CANADA

CANADA-AFRICA: Protecting wildlife - and local people

Setting aside large swaths of land for wildlife and eco-tourism is well-intentioned on the part of African governments. National parks bring in much-needed funds from tourists and help to protect precious ecosystems. But the new money often fails to benefit local indigenous people who have been living off that land for generations - ironically, forcing them to degrade the areas set aside for protection.

Tanzania and Canada have worked to fund communities living in conservation areas. The two countries have become models for Ghana which has been experiencing friction between local groups that inhabit protected regions and the authorities that mostly control their resources.

A new project teams Canadian, Ghanaian and Tanzanian researchers to find ways for Ghana to make sure its nature reserves protect all fauna and flora - including the livelihoods of the human population.

The five-year project will allow for best practices to be gathered and used to help convince the Ghanaian government it needs to better support communities that are being left out of the tourism and development emanating from nature reserves.

The Canadian government recently awarded C$2 million (US$1.8 million) to the project, which aims to develop new insights on how protected areas can deliver benefits in a more equitable way.

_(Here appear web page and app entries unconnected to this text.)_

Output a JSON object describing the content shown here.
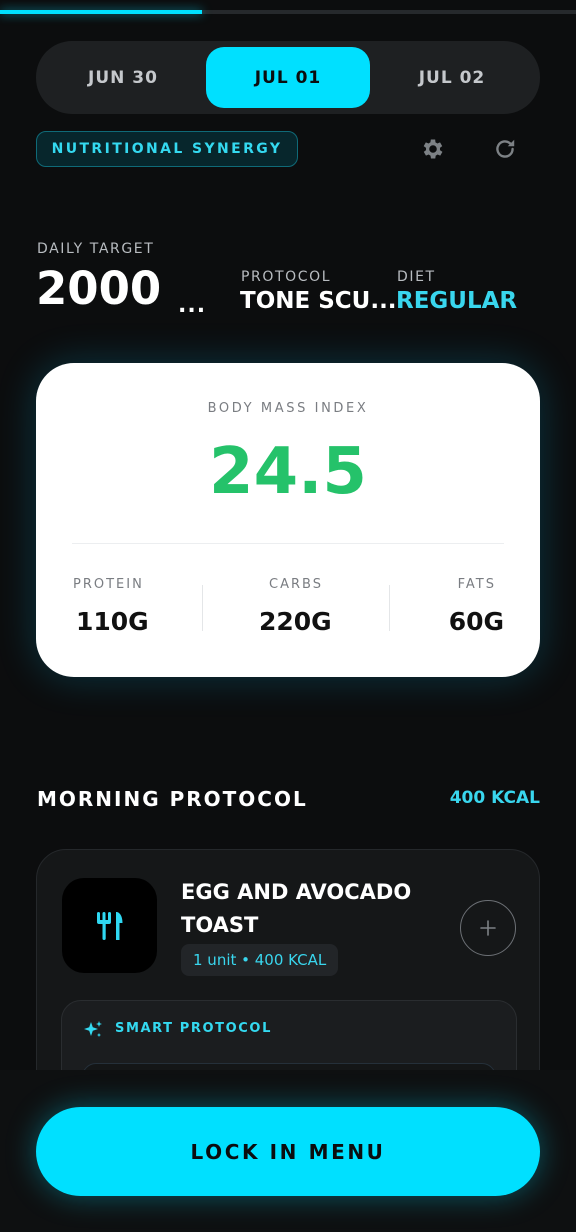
{
  "progress": {
    "fraction": 0.35,
    "color": "#00e0ff"
  },
  "date_tabs": [
    {
      "label": "JUN 30",
      "selected": false
    },
    {
      "label": "JUL 01",
      "selected": true
    },
    {
      "label": "JUL 02",
      "selected": false
    }
  ],
  "badge": {
    "label": "NUTRITIONAL SYNERGY"
  },
  "toolbar": {
    "settings_icon": "gear-icon",
    "refresh_icon": "refresh-icon"
  },
  "targets": {
    "daily_label": "DAILY TARGET",
    "daily_value": "2000",
    "daily_truncation": "...",
    "protocol_label": "PROTOCOL",
    "protocol_value": "TONE SCU...",
    "diet_label": "DIET",
    "diet_value": "REGULAR"
  },
  "bmi_card": {
    "label": "BODY MASS INDEX",
    "value": "24.5",
    "value_color": "#25c26a",
    "macros": [
      {
        "label": "PROTEIN",
        "value": "110G"
      },
      {
        "label": "CARBS",
        "value": "220G"
      },
      {
        "label": "FATS",
        "value": "60G"
      }
    ]
  },
  "morning": {
    "title": "MORNING PROTOCOL",
    "kcal": "400 KCAL",
    "meal": {
      "icon": "utensils-icon",
      "title": "EGG AND AVOCADO TOAST",
      "meta": "1 unit • 400 KCAL",
      "add_icon": "plus-icon",
      "smart_label": "SMART PROTOCOL",
      "smart_icon": "sparkle-icon"
    }
  },
  "footer": {
    "cta_label": "LOCK IN MENU"
  },
  "colors": {
    "accent": "#00e0ff",
    "bmi_green": "#25c26a",
    "background": "#0c0d0e"
  }
}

Protected Areas and Poverty Reduction: A Canada-Africa Research and Learning Alliance will eventually employ 17 senior researchers, 11 graduate students and a post-doc, and is in the process of recruiting some of those researchers from the three countries so that it can ramp up by January 2010.

Poverty has become the unintended consequence of many protected areas around the world. The study of that confluence is now the subject of much research, according to Grant Murray, the project's Canadian co-director and a professor in the department of recreation and tourism management at Vancouver Island University on Canada's west coast.

"Protective areas are the place where these intersect," Murray said.

The other co-director, Kwasi Nsiah-Gyabaah, Rector of the Sunyani Polytechnic in the Brong Ahafo region of Ghana, has seen much of that intersecting poverty and natural resource management in two of Ghana's protected lands. Mole National Park, in the north, and Bui National Park, in his institution's region and stretching into the north, have been on his radar for what he sees as government having dropped the ball.

Nsiah-Gyabaah said that because of the poverty and population pressures of those living on the lands, there had been over-farming as well as indiscriminate wildfires usually set by either farmers or hunters wanting to clear land for their activities.

"The government response has been very minimal," he told University World News. Road systems to these communities was inadequate to spur development or attract tourists. And the money that did come to the region went into government coffers. Nsiah-Gyabaah said the government had offered "a weak and inefficient management of resources".

For the Bui National Park, there is another element that makes things particularly difficult for those living on the land. Two years ago, work officially began on the $622 million Bui Dam, a project planned to harness hydroelectric energy from the Black Volta River.

The project is expected to resettle more than 2,500 people because of flooded lands and has already started moving people out. While the government has tried to assure landowners it will compensate them and has promised to build schools and other facilities, traditional groups have said they have been neglected in the process.

Nsiah-Gyabaah said the people affected were mostly illiterate and needed outside intervention. He hopes the project will help create awareness among local people of their rights and help to better lobby the Ghanaian government.

The African academic recently travelled to Canada to learn about some of the successes there. In the Pacific Rim National Park in Tofino on Vancouver Island, a magical meeting of land and sea, he spoke with an indigenous man, Eli Enns, of the Tla-o-qui-aht First Nations band.

"When I was in Tofino, I had quite a lengthy discussion and learned a lot about how they manage their systems. I saw how they protect their biodiversity," said Nsiah-Gyabaah.

Some of the research team plans to visit Tanzania in mid-August to also collect information as Tanzania has had some success in sharing resource revenue from conservation lands.

The Amani Nature Reserve in the country's Tanga region has been recognised for its grassroots initiatives to reduce poverty through the conservation and sustainable use of biodiversity. The government considers the communities inside the territory as stakeholders in the reserve's productive capacity. They earn a fifth of the revenue from eco-tourism ventures.

Murray said a large part of the project was simply the exchange of knowledge. He hopes the practices they document can be applied anywhere.

The project is a partnership between Canada's International Development Research Centre and its Social Sciences and Humanities Research Council which chose the project as only one of four from more than 100 applications through a peer-review process.

The other three are looking at vulnerable coastal communities in the Caribbean, informal supports for at-risk youth in South Africa, China and Colombia, and the use of mental health patients in the design of better models, taking place in both Brazil and Canada.

For Murray, the Protected Areas and Poverty Reduction project will allow researchers to better understand all the benefits and costs that flow into communities inside a protected region.

"Eco-tourism gives off a fuzzy feel. But what does it do to actively deliver benefits to the local population?"